The new world of IT requires a different approach from what worked in the past. As usual, the technology is the easy part, but without people and processes being aligned, it won’t deliver value. When evaluating how data science and machine learning can help manage highly dynamic IT environments, old reflexes may be actively harmful.
By their nature and due to their experiences, Ops people tend to be a pretty (small-C) conservative bunch. Rule No. 1 of Ops is “If it ain’t broke, DON’T TOUCH IT!” and if we’re honest with ourselves, most of the rest of the rulebook is just variations and commentaries on that theme.
One of the ways in which Ops people try to control their world is through automation. DevOps mostly looks to the moment of release and deployment, as that is where the handover to Ops typically occurs—and this is a big focus of the drive to automate. However, there is another part of Ops where automation is key, something that Dev is not always nearly as involved in; namely, day-to-day operations. Which alerts should even be sent, whom they should be routed to, what are the valid responses and so on—all these have been automated over the years, to a greater or lesser extent.
Ops people have laboriously documented their architecture and spent a long time in meetings planning which information is relevant to share and who should respond to alarms. Much of this is implemented in various pieces of software, whether commercial, open-source, home-grown or that special grey area, where something that started out as a standard component has been so customized that it is effectively bespoke. Rules, filters and thresholds determine what action to take in which case.
These approaches have been in place for years or even decades, but now they are starting to fail. Simply put, IT’s increased complexity and the ever-accelerating rate of change are outpacing administrators’ ability to keep up and reconfigure their management systems.
The Coming ‘New Normal’
New approaches are emerging to deal with the new normal, but as ever, the technology is the easy part. For new technology to be a success, people and processes need to be in sync.
Right now, the emerging approach is to use data science and machine learning to process events, instead of the old deterministic rulesets and databases. The results speak for themselves, especially at scale and in highly dynamic environments. People building container-based or SDN architectures no longer assume that there will be a database of configurations that will always be up to date; quite the opposite.
The new way is to throw out all the filters and rules, feed all the alerts into a single place, and then use data science and machine learning techniques to sift them and identify relationships with them. The result will be a shift in focus from individual alerts to the business problems those alerts are the symptoms of.
Algorithms are great at these sorts of repetitive, high-volume tasks.
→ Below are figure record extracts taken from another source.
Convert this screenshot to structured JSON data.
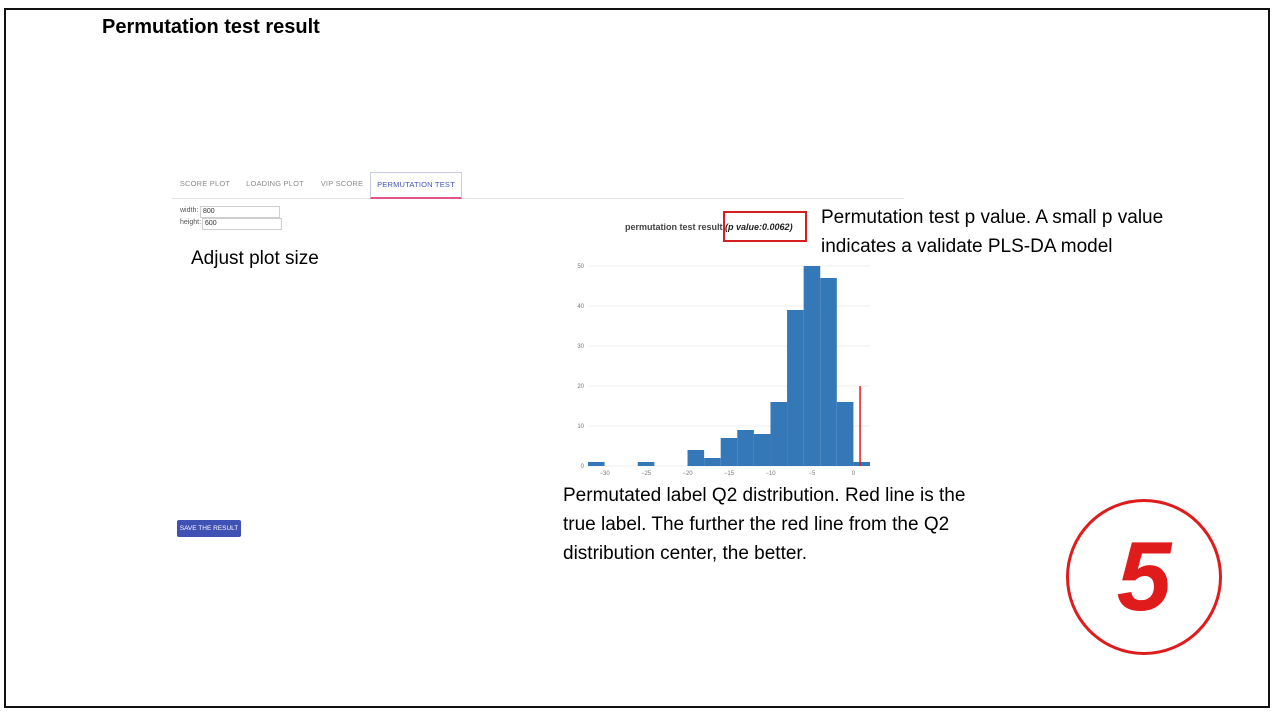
{
  "slide": {
    "title": "Permutation test result",
    "step_number": "5"
  },
  "tabs": [
    {
      "label": "SCORE PLOT"
    },
    {
      "label": "LOADING PLOT"
    },
    {
      "label": "VIP SCORE"
    },
    {
      "label": "PERMUTATION TEST"
    }
  ],
  "size_controls": {
    "width_label": "width:",
    "width_value": "800",
    "height_label": "height:",
    "height_value": "600"
  },
  "save_button": {
    "label": "SAVE THE RESULT"
  },
  "annotations": {
    "plot_size": "Adjust plot size",
    "pvalue": "Permutation test p value. A small p value indicates a validate PLS-DA model",
    "distribution": "Permutated label Q2 distribution. Red line is the true label. The further the red line from the Q2 distribution center, the better."
  },
  "colors": {
    "bar": "#3578b8",
    "true_label_line": "#e41a1c",
    "highlight": "#d42020",
    "active_tab": "#4454b8"
  },
  "chart_data": {
    "type": "bar",
    "title": "permutation test result",
    "subtitle": "(p value:0.0062)",
    "xlabel": "",
    "ylabel": "",
    "xlim": [
      -32,
      2
    ],
    "ylim": [
      0,
      50
    ],
    "bin_width": 2,
    "x_ticks": [
      -30,
      -25,
      -20,
      -15,
      -10,
      -5,
      0
    ],
    "y_ticks": [
      0,
      10,
      20,
      30,
      40,
      50
    ],
    "bins": [
      {
        "x0": -32,
        "x1": -30,
        "count": 1
      },
      {
        "x0": -26,
        "x1": -24,
        "count": 1
      },
      {
        "x0": -20,
        "x1": -18,
        "count": 4
      },
      {
        "x0": -18,
        "x1": -16,
        "count": 2
      },
      {
        "x0": -16,
        "x1": -14,
        "count": 7
      },
      {
        "x0": -14,
        "x1": -12,
        "count": 9
      },
      {
        "x0": -12,
        "x1": -10,
        "count": 8
      },
      {
        "x0": -10,
        "x1": -8,
        "count": 16
      },
      {
        "x0": -8,
        "x1": -6,
        "count": 39
      },
      {
        "x0": -6,
        "x1": -4,
        "count": 50
      },
      {
        "x0": -4,
        "x1": -2,
        "count": 47
      },
      {
        "x0": -2,
        "x1": 0,
        "count": 16
      },
      {
        "x0": 0,
        "x1": 2,
        "count": 1
      }
    ],
    "true_label": {
      "x": 0.8,
      "height": 20
    },
    "grid": true,
    "legend": "none"
  }
}
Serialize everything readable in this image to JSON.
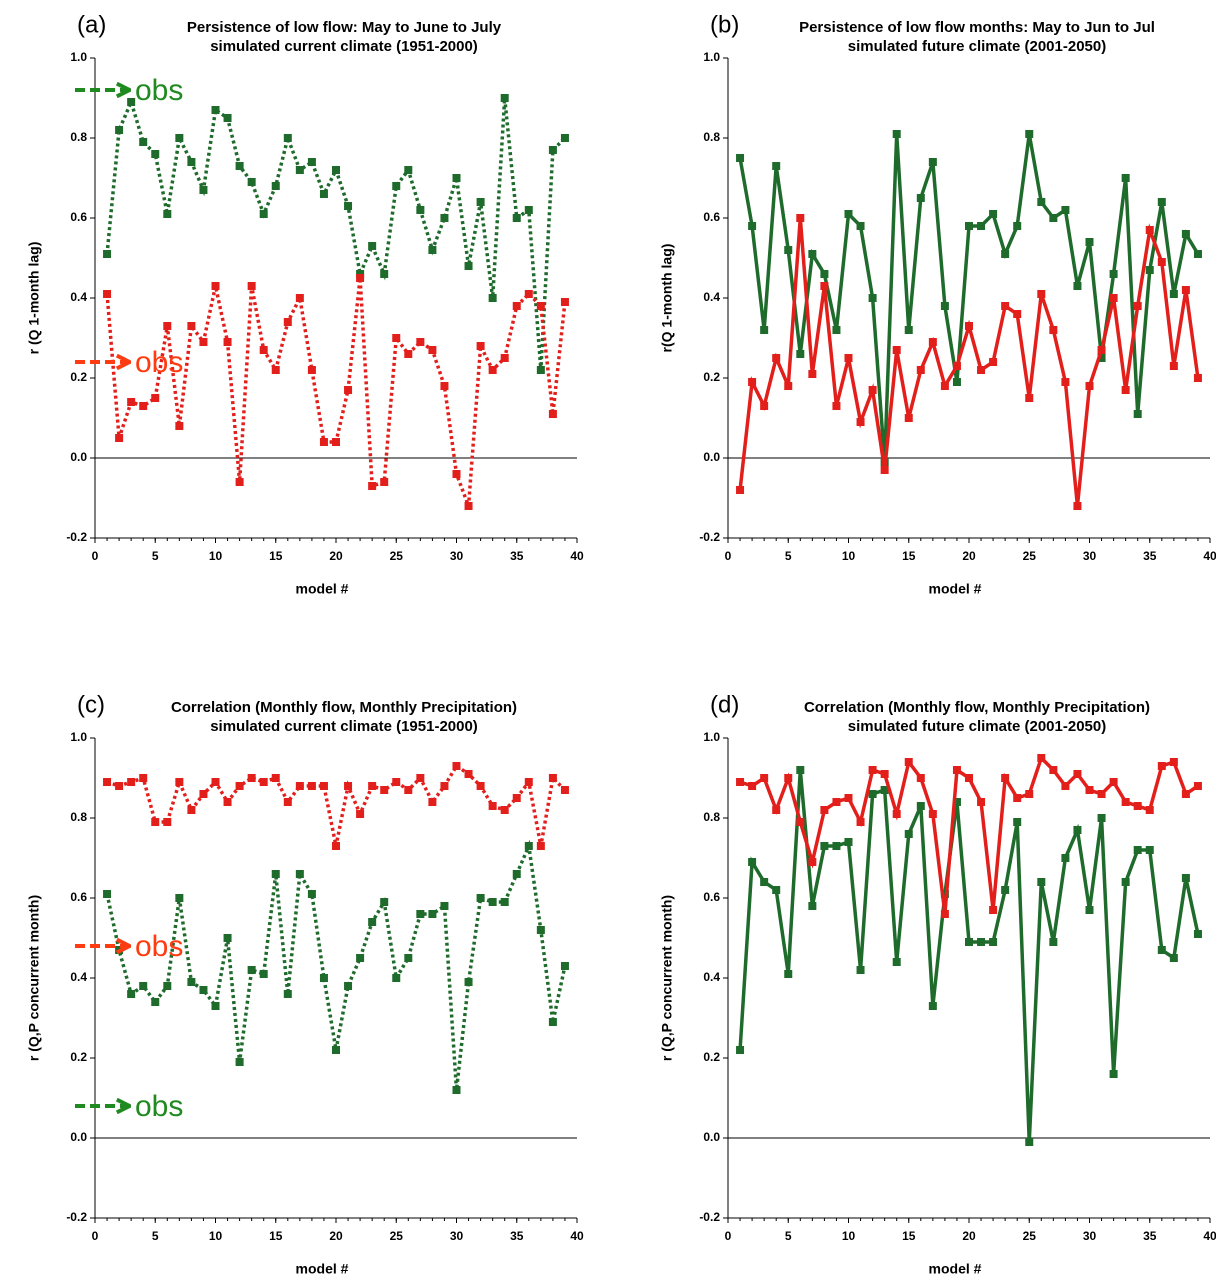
{
  "chart_data": [
    {
      "type": "line",
      "panel_label": "(a)",
      "title": "Persistence of low flow: May to June to July",
      "subtitle": "simulated current climate (1951-2000)",
      "xlabel": "model #",
      "ylabel": "r (Q 1-month lag)",
      "line_style": "dotted",
      "marker": "square",
      "x": [
        1,
        2,
        3,
        4,
        5,
        6,
        7,
        8,
        9,
        10,
        11,
        12,
        13,
        14,
        15,
        16,
        17,
        18,
        19,
        20,
        21,
        22,
        23,
        24,
        25,
        26,
        27,
        28,
        29,
        30,
        31,
        32,
        33,
        34,
        35,
        36,
        37,
        38,
        39
      ],
      "xlim": [
        0,
        40
      ],
      "xticks": [
        0,
        5,
        10,
        15,
        20,
        25,
        30,
        35,
        40
      ],
      "ylim": [
        -0.2,
        1.0
      ],
      "yticks": [
        -0.2,
        {
          "value": 0,
          "label": "0.0"
        },
        0.2,
        0.4,
        0.6,
        0.8,
        {
          "value": 1,
          "label": "1.0"
        }
      ],
      "series": [
        {
          "color": "#1e6b2c",
          "values": [
            0.51,
            0.82,
            0.89,
            0.79,
            0.76,
            0.61,
            0.8,
            0.74,
            0.67,
            0.87,
            0.85,
            0.73,
            0.69,
            0.61,
            0.68,
            0.8,
            0.72,
            0.74,
            0.66,
            0.72,
            0.63,
            0.46,
            0.53,
            0.46,
            0.68,
            0.72,
            0.62,
            0.52,
            0.6,
            0.7,
            0.48,
            0.64,
            0.4,
            0.9,
            0.6,
            0.62,
            0.22,
            0.77,
            0.8
          ]
        },
        {
          "color": "#e31f1c",
          "values": [
            0.41,
            0.05,
            0.14,
            0.13,
            0.15,
            0.33,
            0.08,
            0.33,
            0.29,
            0.43,
            0.29,
            -0.06,
            0.43,
            0.27,
            0.22,
            0.34,
            0.4,
            0.22,
            0.04,
            0.04,
            0.17,
            0.45,
            -0.07,
            -0.06,
            0.3,
            0.26,
            0.29,
            0.27,
            0.18,
            -0.04,
            -0.12,
            0.28,
            0.22,
            0.25,
            0.38,
            0.41,
            0.38,
            0.11,
            0.39
          ]
        }
      ],
      "annotations": [
        {
          "text": "obs",
          "value": 0.92,
          "color": "#1f8a1f"
        },
        {
          "text": "obs",
          "value": 0.24,
          "color": "#ff3b12"
        }
      ]
    },
    {
      "type": "line",
      "panel_label": "(b)",
      "title": "Persistence of low flow months: May to Jun to Jul",
      "subtitle": "simulated future climate (2001-2050)",
      "xlabel": "model #",
      "ylabel": "r(Q 1-month lag)",
      "line_style": "solid",
      "marker": "square",
      "x": [
        1,
        2,
        3,
        4,
        5,
        6,
        7,
        8,
        9,
        10,
        11,
        12,
        13,
        14,
        15,
        16,
        17,
        18,
        19,
        20,
        21,
        22,
        23,
        24,
        25,
        26,
        27,
        28,
        29,
        30,
        31,
        32,
        33,
        34,
        35,
        36,
        37,
        38,
        39
      ],
      "xlim": [
        0,
        40
      ],
      "xticks": [
        0,
        5,
        10,
        15,
        20,
        25,
        30,
        35,
        40
      ],
      "ylim": [
        -0.2,
        1.0
      ],
      "yticks": [
        -0.2,
        {
          "value": 0,
          "label": "0.0"
        },
        0.2,
        0.4,
        0.6,
        0.8,
        {
          "value": 1,
          "label": "1.0"
        }
      ],
      "series": [
        {
          "color": "#1e6b2c",
          "values": [
            0.75,
            0.58,
            0.32,
            0.73,
            0.52,
            0.26,
            0.51,
            0.46,
            0.32,
            0.61,
            0.58,
            0.4,
            -0.01,
            0.81,
            0.32,
            0.65,
            0.74,
            0.38,
            0.19,
            0.58,
            0.58,
            0.61,
            0.51,
            0.58,
            0.81,
            0.64,
            0.6,
            0.62,
            0.43,
            0.54,
            0.25,
            0.46,
            0.7,
            0.11,
            0.47,
            0.64,
            0.41,
            0.56,
            0.51
          ]
        },
        {
          "color": "#e31f1c",
          "values": [
            -0.08,
            0.19,
            0.13,
            0.25,
            0.18,
            0.6,
            0.21,
            0.43,
            0.13,
            0.25,
            0.09,
            0.17,
            -0.03,
            0.27,
            0.1,
            0.22,
            0.29,
            0.18,
            0.23,
            0.33,
            0.22,
            0.24,
            0.38,
            0.36,
            0.15,
            0.41,
            0.32,
            0.19,
            -0.12,
            0.18,
            0.27,
            0.4,
            0.17,
            0.38,
            0.57,
            0.49,
            0.23,
            0.42,
            0.2
          ]
        }
      ],
      "annotations": []
    },
    {
      "type": "line",
      "panel_label": "(c)",
      "title": "Correlation (Monthly flow, Monthly Precipitation)",
      "subtitle": "simulated current climate (1951-2000)",
      "xlabel": "model #",
      "ylabel": "r (Q,P concurrent month)",
      "line_style": "dotted",
      "marker": "square",
      "x": [
        1,
        2,
        3,
        4,
        5,
        6,
        7,
        8,
        9,
        10,
        11,
        12,
        13,
        14,
        15,
        16,
        17,
        18,
        19,
        20,
        21,
        22,
        23,
        24,
        25,
        26,
        27,
        28,
        29,
        30,
        31,
        32,
        33,
        34,
        35,
        36,
        37,
        38,
        39
      ],
      "xlim": [
        0,
        40
      ],
      "xticks": [
        0,
        5,
        10,
        15,
        20,
        25,
        30,
        35,
        40
      ],
      "ylim": [
        -0.2,
        1.0
      ],
      "yticks": [
        -0.2,
        {
          "value": 0,
          "label": "0.0"
        },
        0.2,
        0.4,
        0.6,
        0.8,
        {
          "value": 1,
          "label": "1.0"
        }
      ],
      "series": [
        {
          "color": "#1e6b2c",
          "values": [
            0.61,
            0.47,
            0.36,
            0.38,
            0.34,
            0.38,
            0.6,
            0.39,
            0.37,
            0.33,
            0.5,
            0.19,
            0.42,
            0.41,
            0.66,
            0.36,
            0.66,
            0.61,
            0.4,
            0.22,
            0.38,
            0.45,
            0.54,
            0.59,
            0.4,
            0.45,
            0.56,
            0.56,
            0.58,
            0.12,
            0.39,
            0.6,
            0.59,
            0.59,
            0.66,
            0.73,
            0.52,
            0.29,
            0.43
          ]
        },
        {
          "color": "#e31f1c",
          "values": [
            0.89,
            0.88,
            0.89,
            0.9,
            0.79,
            0.79,
            0.89,
            0.82,
            0.86,
            0.89,
            0.84,
            0.88,
            0.9,
            0.89,
            0.9,
            0.84,
            0.88,
            0.88,
            0.88,
            0.73,
            0.88,
            0.81,
            0.88,
            0.87,
            0.89,
            0.87,
            0.9,
            0.84,
            0.88,
            0.93,
            0.91,
            0.88,
            0.83,
            0.82,
            0.85,
            0.89,
            0.73,
            0.9,
            0.87
          ]
        }
      ],
      "annotations": [
        {
          "text": "obs",
          "value": 0.48,
          "color": "#ff3b12"
        },
        {
          "text": "obs",
          "value": 0.08,
          "color": "#1f8a1f"
        }
      ]
    },
    {
      "type": "line",
      "panel_label": "(d)",
      "title": "Correlation (Monthly flow, Monthly Precipitation)",
      "subtitle": "simulated future climate (2001-2050)",
      "xlabel": "model #",
      "ylabel": "r (Q,P concurrent month)",
      "line_style": "solid",
      "marker": "square",
      "x": [
        1,
        2,
        3,
        4,
        5,
        6,
        7,
        8,
        9,
        10,
        11,
        12,
        13,
        14,
        15,
        16,
        17,
        18,
        19,
        20,
        21,
        22,
        23,
        24,
        25,
        26,
        27,
        28,
        29,
        30,
        31,
        32,
        33,
        34,
        35,
        36,
        37,
        38,
        39
      ],
      "xlim": [
        0,
        40
      ],
      "xticks": [
        0,
        5,
        10,
        15,
        20,
        25,
        30,
        35,
        40
      ],
      "ylim": [
        -0.2,
        1.0
      ],
      "yticks": [
        -0.2,
        {
          "value": 0,
          "label": "0.0"
        },
        0.2,
        0.4,
        0.6,
        0.8,
        {
          "value": 1,
          "label": "1.0"
        }
      ],
      "series": [
        {
          "color": "#1e6b2c",
          "values": [
            0.22,
            0.69,
            0.64,
            0.62,
            0.41,
            0.92,
            0.58,
            0.73,
            0.73,
            0.74,
            0.42,
            0.86,
            0.87,
            0.44,
            0.76,
            0.83,
            0.33,
            0.61,
            0.84,
            0.49,
            0.49,
            0.49,
            0.62,
            0.79,
            -0.01,
            0.64,
            0.49,
            0.7,
            0.77,
            0.57,
            0.8,
            0.16,
            0.64,
            0.72,
            0.72,
            0.47,
            0.45,
            0.65,
            0.51
          ]
        },
        {
          "color": "#e31f1c",
          "values": [
            0.89,
            0.88,
            0.9,
            0.82,
            0.9,
            0.79,
            0.69,
            0.82,
            0.84,
            0.85,
            0.79,
            0.92,
            0.91,
            0.81,
            0.94,
            0.9,
            0.81,
            0.56,
            0.92,
            0.9,
            0.84,
            0.57,
            0.9,
            0.85,
            0.86,
            0.95,
            0.92,
            0.88,
            0.91,
            0.87,
            0.86,
            0.89,
            0.84,
            0.83,
            0.82,
            0.93,
            0.94,
            0.86,
            0.88
          ]
        }
      ],
      "annotations": []
    }
  ]
}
They can look at massive volumes of events and figure out which are even relevant and worth taking a second look at, and then identify how those events relate to each other and what they really mean. This is where the humans come in, with their strengths in low-volume and unpredictable situations. Because they are not constantly drowning in irrelevant noise, they can work together effectively to understand the actual problem and get it fixed quickly.
Where’s the Catch?
The difficulty is that for many Ops people, there is a big cultural change required to adopt this model. The old deterministic systems may have required laborious maintenance, but at least it was possible to model them and understand why a specific result was achieved. New algorithmic techniques take a radically different approach, and while the results are impressive, they come from a black box. This does not inspire confidence for people who are very comfortable with the old approaches.
Often, the response of Ops people coming from legacy tools is to get stuck into the minutiae of what is going on inside the black box and to look for traditional failure modes. The problem is that these approaches are no longer valid in the new world, as I discussed in my last post about getting to SRE.
For instance, while it is indeed important to make sure that no issues are missed due to over-aggressive filtering, this does not mean that we need to see every single alert. As long as we know about the actual business problem, we don’t actually care about the single alerts, except insofar as they help us debug the underlying issue and resolve it.
The other direction is even more insidious, where people spend a lot of time chasing down “extraneous” events that they think they should not be seeing. The risk is, of course, that the Ops team ends right back up in the same place that they were trying to escape, where they are only able to identify expected problems, but are getting blindsided on a regular basis by the “unknown unknowns,” the conditions that simply should not happen.
Ultimately, Ops needs to let go of reflexes that were good in the old world, and focus on the goal: ensuring the uptime and stability of business-supporting systems. The how is less relevant than the what and the why; the algorithmic black box might as well be full of magic leprechauns, as long as they are telling Ops what they need to know, when they need to know it. Call it the “Chinese Room” theory of Ops: For as long as the results are useful to Ops, it does not matter what is inside the room.
The benefit for Ops is precisely that they no longer need to focus on the minutiae of individual alerts, but can concentrate on solving actual business problems. That is how IT can make itself a value generator and avoid being viewed as another undifferentiated cost center.
Pay no attention to the algorithm behind the curtain.